Patients with de novo symptomatic MM less than 66 years old were prospectively randomized to receive either 4 cycles of VTD (arm A) or 4 cycles of VCD (arm B) followed by ASCT. The VTD regimen consisted of four 21-day cycles of bortezomib 1.3 mg/m²/d, subcutaneously (SC) D1, 4, 8 and 11, Dexamethasone 40 mg/d, PO D1 to 4, D9 to 12 and Thalidomide 100 mg/d, PO D1 to D21. The VCD regimen consisted of four 21-day cycles of bortezomib 1.3 mg/m²/d, SC D1, 4, 8 and 11, Dexamethasone 40 mg/d, PO D1 to 4, D9 to 12 and Cyclophosphamide 500 mg/m²/d, PO D1, 8, 15. Patients were stratified according to ISS (1-2 versus 3) and cytogenetics (high-risk defined by 17p deletion and t(4;14) versus other).The primary endpoint was very good partial response (VGPR) rate following 4 cycles. Response was assessed in a central lab according to the IMWG criteria. Assuming a VGPR rate of 60% in the VTD arm versus 45% in the VCD arm (15% difference), the possibility to detect a statistically significant difference required the enrolment of 340 patients overall (170 per arm). Adverse events were graded using the NCI CTCAE catalogue, version 4.0.

Results

From 11/2013 to 02/2015, 358 patients were enrolled into the study. 18 were screening failures, and 170 were randomized each to arm A (VTD) and arm B (VCD). The median age was 60 years (range, 26-65), 62% of the patients were male, and overall, the patient characteristics were well-balanced across the 2 arms of the study.

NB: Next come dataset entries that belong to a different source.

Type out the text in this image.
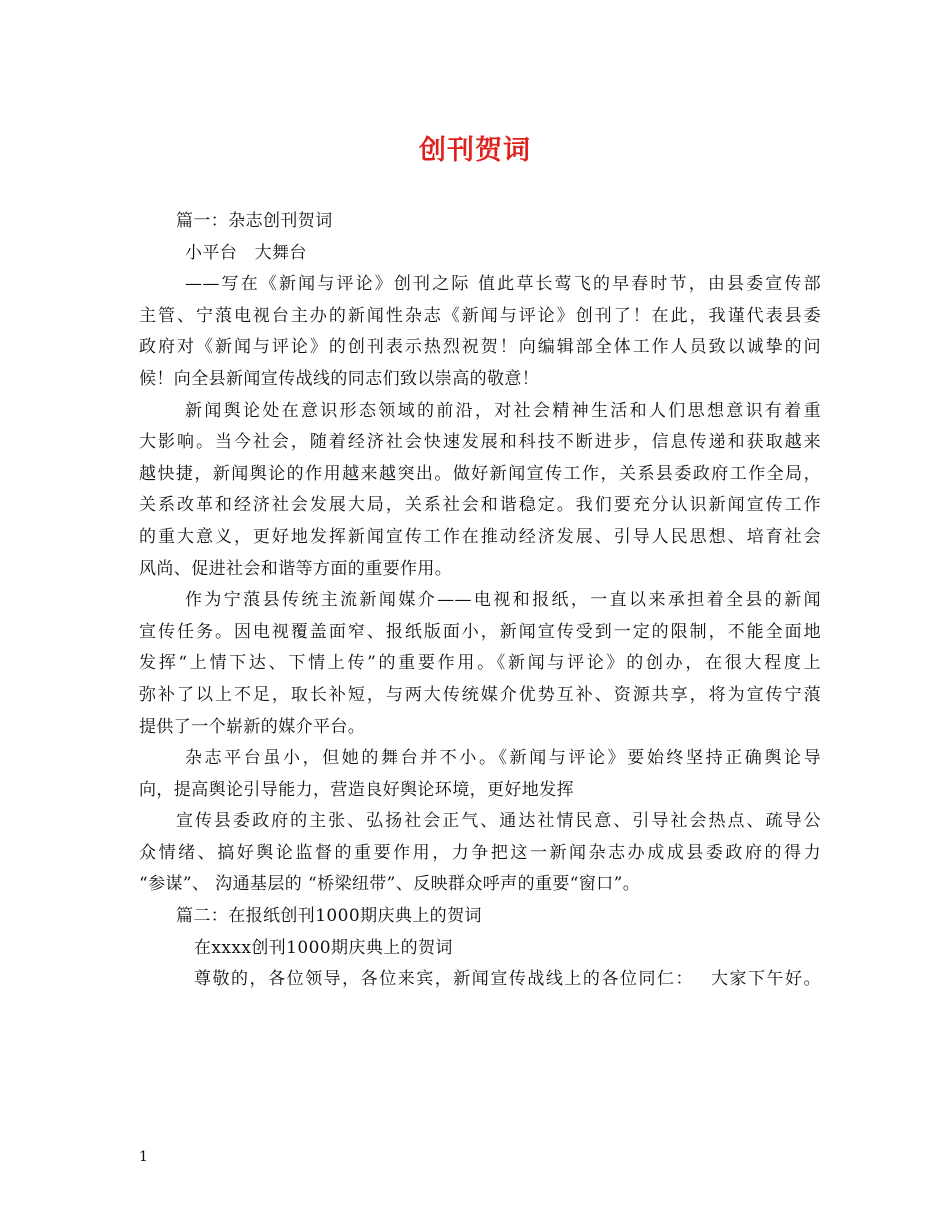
创刊贺词
篇一：杂志创刊贺词
小平台　大舞台
——写在《新闻与评论》创刊之际 值此草长莺飞的早春时节，由县委宣传部
主管、宁蒗电视台主办的新闻性杂志《新闻与评论》创刊了！在此，我谨代表县委
政府对《新闻与评论》的创刊表示热烈祝贺！向编辑部全体工作人员致以诚挚的问
候！向全县新闻宣传战线的同志们致以崇高的敬意！
新闻舆论处在意识形态领域的前沿，对社会精神生活和人们思想意识有着重
大影响。当今社会，随着经济社会快速发展和科技不断进步，信息传递和获取越来
越快捷，新闻舆论的作用越来越突出。做好新闻宣传工作，关系县委政府工作全局，
关系改革和经济社会发展大局，关系社会和谐稳定。我们要充分认识新闻宣传工作
的重大意义，更好地发挥新闻宣传工作在推动经济发展、引导人民思想、培育社会
风尚、促进社会和谐等方面的重要作用。
作为宁蒗县传统主流新闻媒介——电视和报纸，一直以来承担着全县的新闻
宣传任务。因电视覆盖面窄、报纸版面小，新闻宣传受到一定的限制，不能全面地
发挥“上情下达、下情上传”的重要作用。《新闻与评论》的创办，在很大程度上
弥补了以上不足，取长补短，与两大传统媒介优势互补、资源共享，将为宣传宁蒗
提供了一个崭新的媒介平台。
杂志平台虽小，但她的舞台并不小。《新闻与评论》要始终坚持正确舆论导
向，提高舆论引导能力，营造良好舆论环境，更好地发挥
宣传县委政府的主张、弘扬社会正气、通达社情民意、引导社会热点、疏导公
众情绪、搞好舆论监督的重要作用，力争把这一新闻杂志办成成县委政府的得力
“参谋”、 沟通基层的 “桥梁纽带”、反映群众呼声的重要“窗口”。
篇二：在报纸创刊1000期庆典上的贺词
在xxxx创刊1000期庆典上的贺词
尊敬的，各位领导，各位来宾，新闻宣传战线上的各位同仁：　 大家下午好。
1
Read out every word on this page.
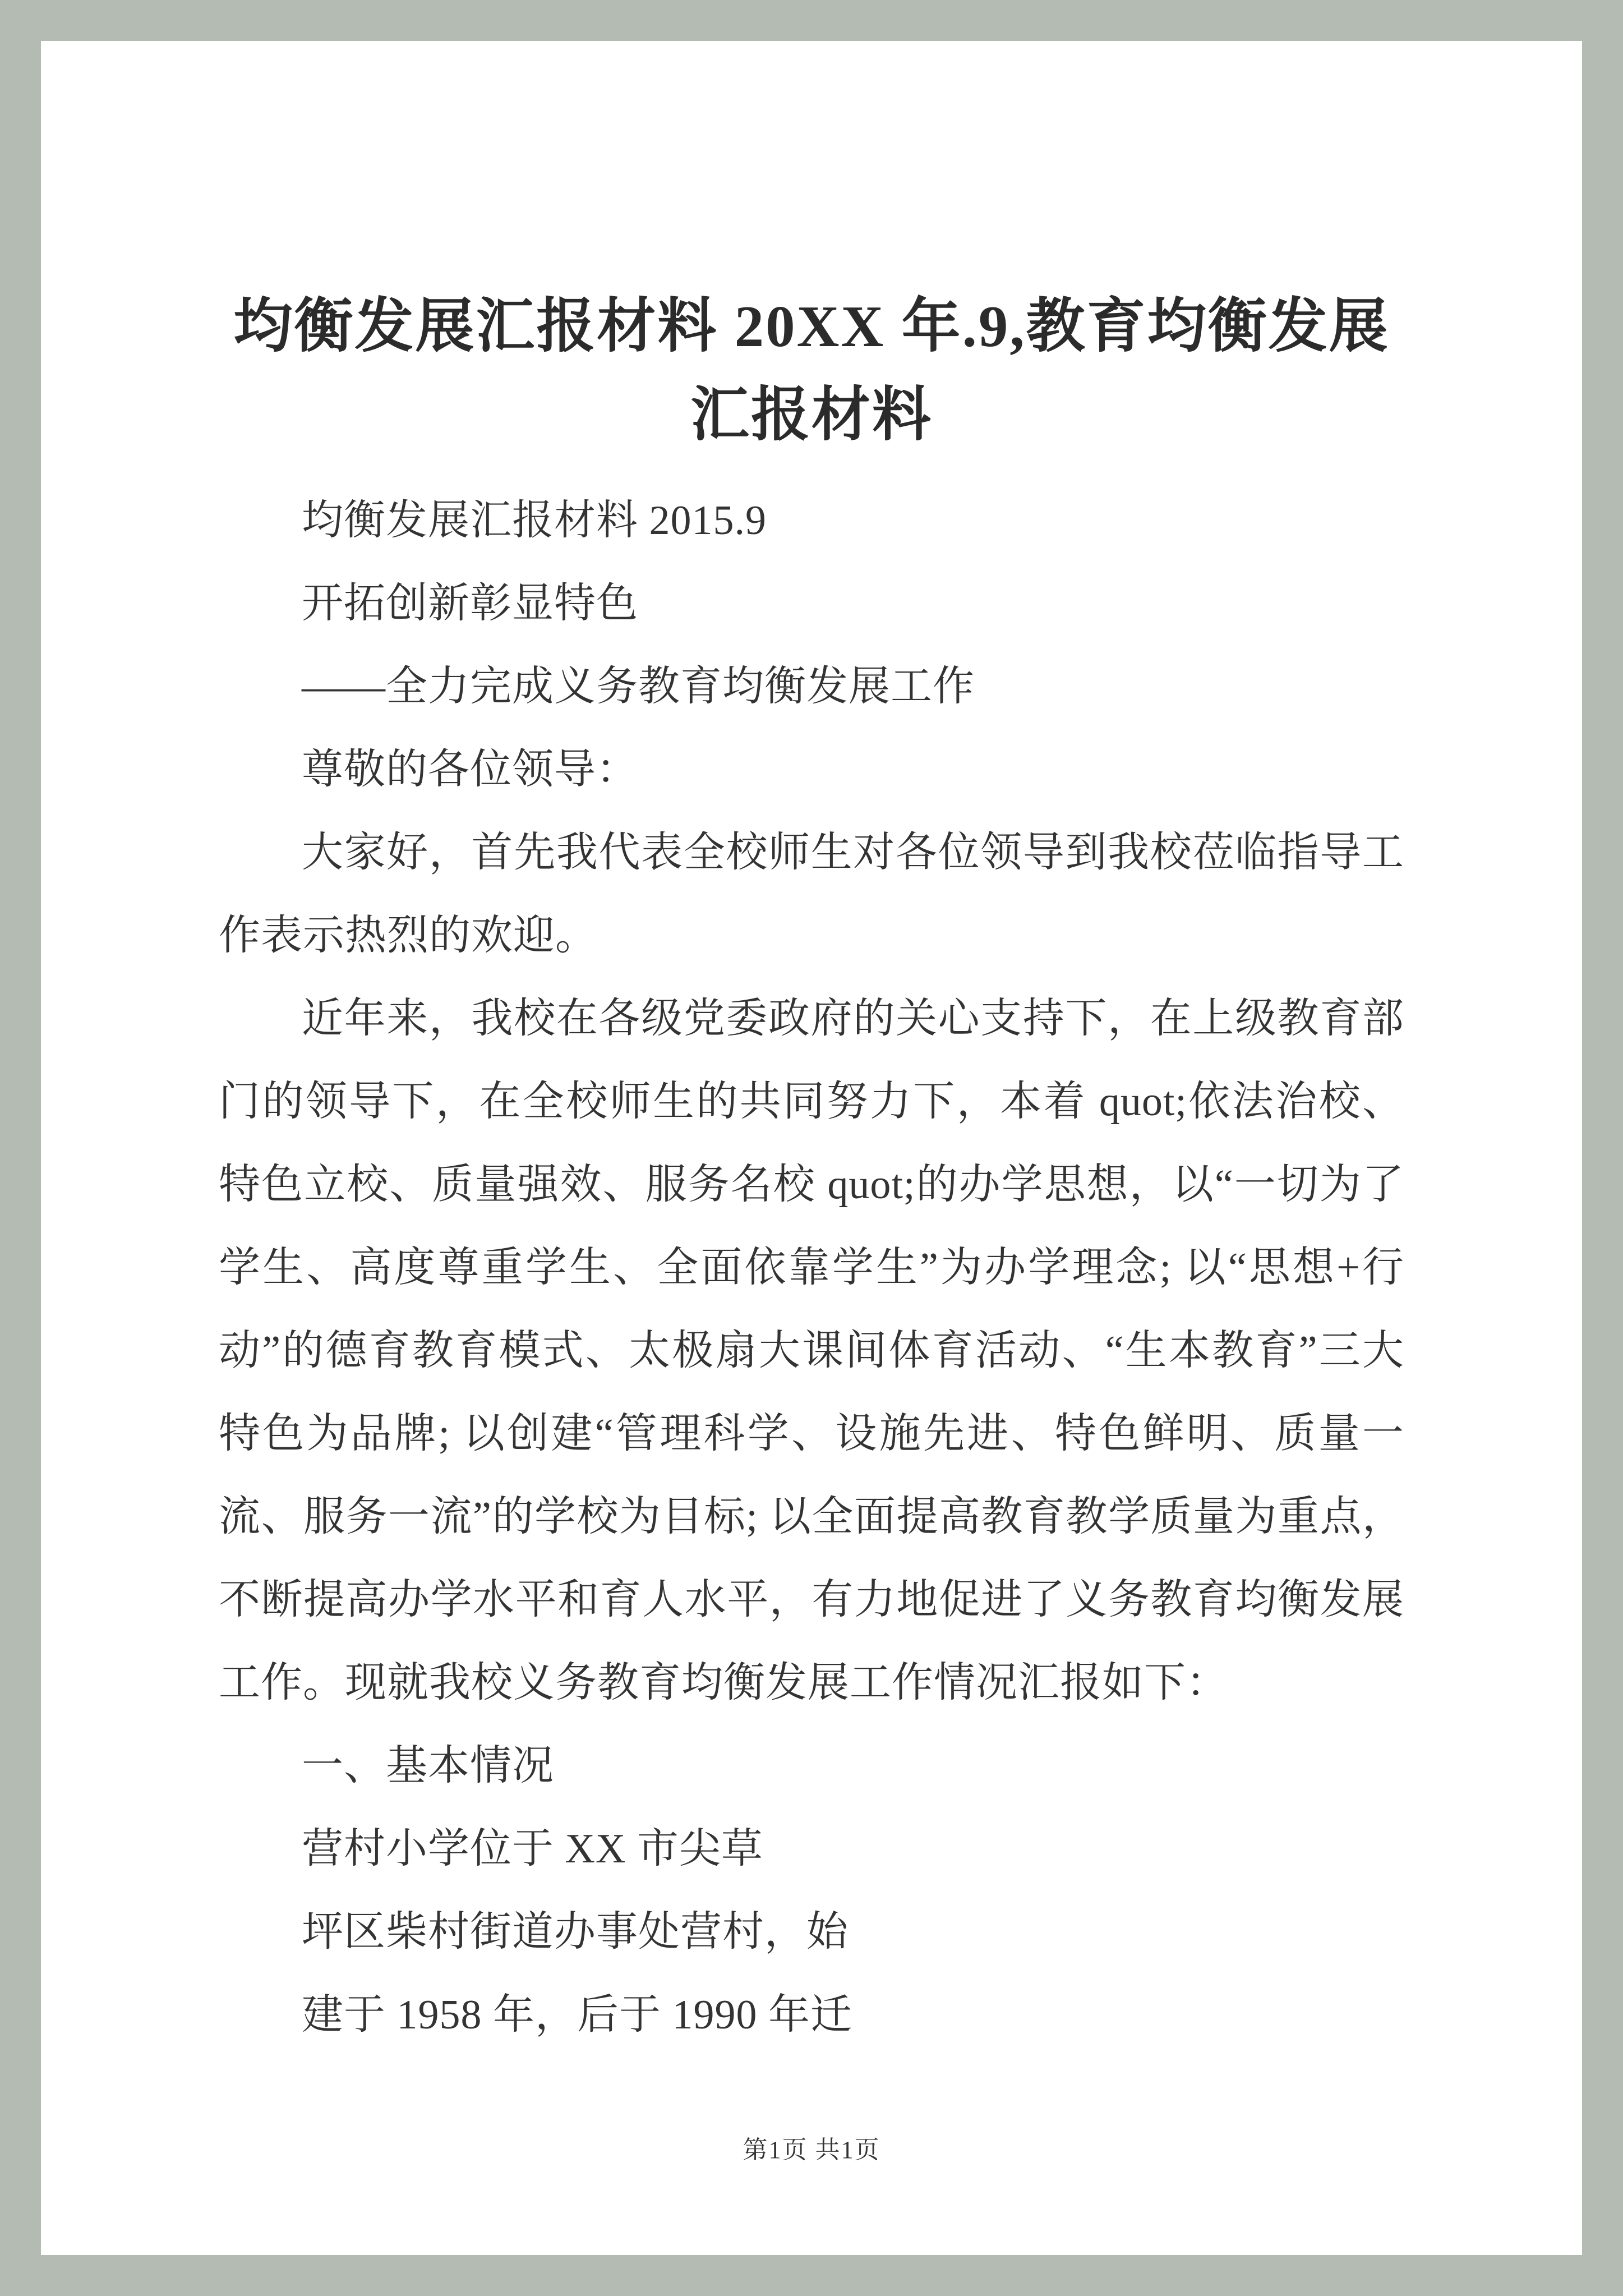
均衡发展汇报材料 20XX 年.9,教育均衡发展汇报材料

均衡发展汇报材料 2015.9

开拓创新彰显特色

——全力完成义务教育均衡发展工作

尊敬的各位领导：

大家好，首先我代表全校师生对各位领导到我校莅临指导工作表示热烈的欢迎。

近年来，我校在各级党委政府的关心支持下，在上级教育部门的领导下，在全校师生的共同努力下，本着 quot;依法治校、特色立校、质量强效、服务名校 quot;的办学思想，以“一切为了学生、高度尊重学生、全面依靠学生”为办学理念; 以“思想+行动”的德育教育模式、太极扇大课间体育活动、“生本教育”三大特色为品牌; 以创建“管理科学、设施先进、特色鲜明、质量一流、服务一流”的学校为目标; 以全面提高教育教学质量为重点，不断提高办学水平和育人水平，有力地促进了义务教育均衡发展工作。现就我校义务教育均衡发展工作情况汇报如下：

一、基本情况

营村小学位于 XX 市尖草

坪区柴村街道办事处营村，始

建于 1958 年，后于 1990 年迁

第1页 共1页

The median number of induction cycles administered in both arms was 4 (1-4). On an intent-to-treat basis, the overall response rate (> partial response [PR]) was 92.3% in arm A, including a 10.7% complete response (CR) rate and a VGPR rate of 66.7%, while in arm B the overall response rate was 84%, with a  9.5% CR and a 56.2% VGPR rate. VGPR and PR rates were significantly higher in the VTD arm with p-values of 0.04 and 0.02, respectively. Seven patients died during induction therapy (2%), 3 in arm A from infections (2) and pulmonary embolism (1), and 4 in arm B from progression to extramedullary myeloma (2) and infections (2). Grades 3 / 4 peripheral neuropathy occurred in 4% and 2.2% in Arm A and B, respectively. Grade 3 / 4 neutropenia was seen in 11.9% vs 22.5% in Arm A and B, respectively.

Conclusion

This trial is the first prospective randomized comparison of 4 cycles of VTD versus 4 cycles of VCD administered as induction therapy prior to ASCT. VTD was shown to be significantly superior to VCD in terms of VGPR and PR rates. Neuropathy rates low in both arms, while neutropenia was more frequent with VCD.